Friday, President Trump reinstated his 2017 reinstatement of the 2001 President G.W. Bush reinstatement of President Reagan’s “Mexico City Policy” (also called by some the “Global Gag Rule”) which provides, in relevant part:
The Mexico City Policy announced by President Reagan in 1984 required foreign nongovernmental organizations to agree as a condition of their receipt of Federal funds for family planning activities that such organizations would neither perform nor actively promote abortion as a method of family planning in other nations. This policy was in effect until it was rescinded on January 22, 1993.
It is my conviction that taxpayer funds appropriated pursuant to the Foreign Assistance Act should not be given to foreign nongovernmental organizations that perform abortions or actively promote abortion as a method of family planning in other nations….
The policy restricts the foreign grantees’ speech (actively promoting abortion, which includes public advocacy and lobbying of foreign governments) as well as their conduct. Does this violate the First Amendment?
No, the Second Circuit federal court of appeals held in 1990; and it then followed that decision in 2002, in an opinion by then-Judge Sonia Sotomayor:
[W]hatever one might think of the Mexico City Policy, “the wisdom of, and motivation behind, this policy are not justiciable issues,” and [this Court has] found the restrictions to be rationally related to the “otherwise nonjusticiable decision limiting the class of beneficiaries of foreign aid.”
And in Agency for Int’l Dev. v. Alliance for Open Society Int’l (II) (2020), the Supreme Court recognized (though this time with Justice Sotomayor joining Justices Breyer’s dissent, together with Justice Ginsburg) that “foreign citizens outside U.S. territory do not possess rights under the U.S. Constitution,” including free speech rights. This means, the Court said, “As foreign organizations operating abroad, plaintiffs’ foreign affiliates possess no rights under the First Amendment.” The Court there upheld a condition that foreign recipients of U.S. aid must take a public stand opposing prostitution, but the analysis would be the same for a condition that they must not make statements promoting abortion.
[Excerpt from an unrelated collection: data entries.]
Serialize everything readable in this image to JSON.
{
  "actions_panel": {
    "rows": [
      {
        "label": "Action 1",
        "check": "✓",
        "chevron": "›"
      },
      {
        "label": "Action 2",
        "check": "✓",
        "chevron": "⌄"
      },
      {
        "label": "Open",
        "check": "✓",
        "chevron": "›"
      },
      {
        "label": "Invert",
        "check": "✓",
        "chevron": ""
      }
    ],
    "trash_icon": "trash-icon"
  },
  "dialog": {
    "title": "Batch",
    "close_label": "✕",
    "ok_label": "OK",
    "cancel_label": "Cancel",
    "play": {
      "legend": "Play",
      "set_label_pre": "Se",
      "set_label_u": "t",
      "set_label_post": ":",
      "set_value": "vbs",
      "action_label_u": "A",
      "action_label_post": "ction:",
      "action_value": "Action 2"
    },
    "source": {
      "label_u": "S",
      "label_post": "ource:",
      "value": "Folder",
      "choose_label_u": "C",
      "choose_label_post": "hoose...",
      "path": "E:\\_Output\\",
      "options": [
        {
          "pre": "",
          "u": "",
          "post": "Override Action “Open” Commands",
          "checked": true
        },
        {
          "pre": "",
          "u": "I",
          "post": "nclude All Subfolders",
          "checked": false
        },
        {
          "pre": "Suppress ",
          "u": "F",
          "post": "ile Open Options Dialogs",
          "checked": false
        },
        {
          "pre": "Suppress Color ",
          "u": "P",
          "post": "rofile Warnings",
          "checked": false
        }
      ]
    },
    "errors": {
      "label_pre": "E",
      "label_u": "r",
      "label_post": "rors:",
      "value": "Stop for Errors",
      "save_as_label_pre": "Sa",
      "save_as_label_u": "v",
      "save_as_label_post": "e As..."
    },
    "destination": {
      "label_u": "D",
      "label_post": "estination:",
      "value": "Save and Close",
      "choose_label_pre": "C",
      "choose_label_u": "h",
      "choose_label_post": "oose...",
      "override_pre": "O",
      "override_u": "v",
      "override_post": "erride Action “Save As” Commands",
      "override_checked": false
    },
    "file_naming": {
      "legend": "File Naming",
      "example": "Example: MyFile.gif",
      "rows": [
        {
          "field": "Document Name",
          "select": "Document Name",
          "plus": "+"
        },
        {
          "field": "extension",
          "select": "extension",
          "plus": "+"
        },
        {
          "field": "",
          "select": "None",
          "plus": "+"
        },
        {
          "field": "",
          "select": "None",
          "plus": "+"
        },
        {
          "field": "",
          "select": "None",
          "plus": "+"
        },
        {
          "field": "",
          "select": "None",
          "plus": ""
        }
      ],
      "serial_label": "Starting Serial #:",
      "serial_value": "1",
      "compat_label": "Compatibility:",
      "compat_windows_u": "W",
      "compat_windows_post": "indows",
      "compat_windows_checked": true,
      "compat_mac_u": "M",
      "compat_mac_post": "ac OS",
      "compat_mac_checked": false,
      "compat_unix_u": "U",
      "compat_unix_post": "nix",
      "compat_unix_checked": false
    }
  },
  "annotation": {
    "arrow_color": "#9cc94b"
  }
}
Now I want to be a bit tentative here, because it’s possible that I’m misunderstanding some way in which the now-reinstated Mexico City Policy operates. (If, for instance, it sufficiently affected domestic organizations’ speech in the U.S., it might be unconstitutional, see Agency for Int’l Dev. v. Alliance for Open Society Int’l (I) (2013).) But as I understand things, the funding condition applies only to foreign organizations operating abroad, and thus doesn’t violate the First Amendment. (Whether the policy is a good idea is an entirely separate question, on which I do not opine here.)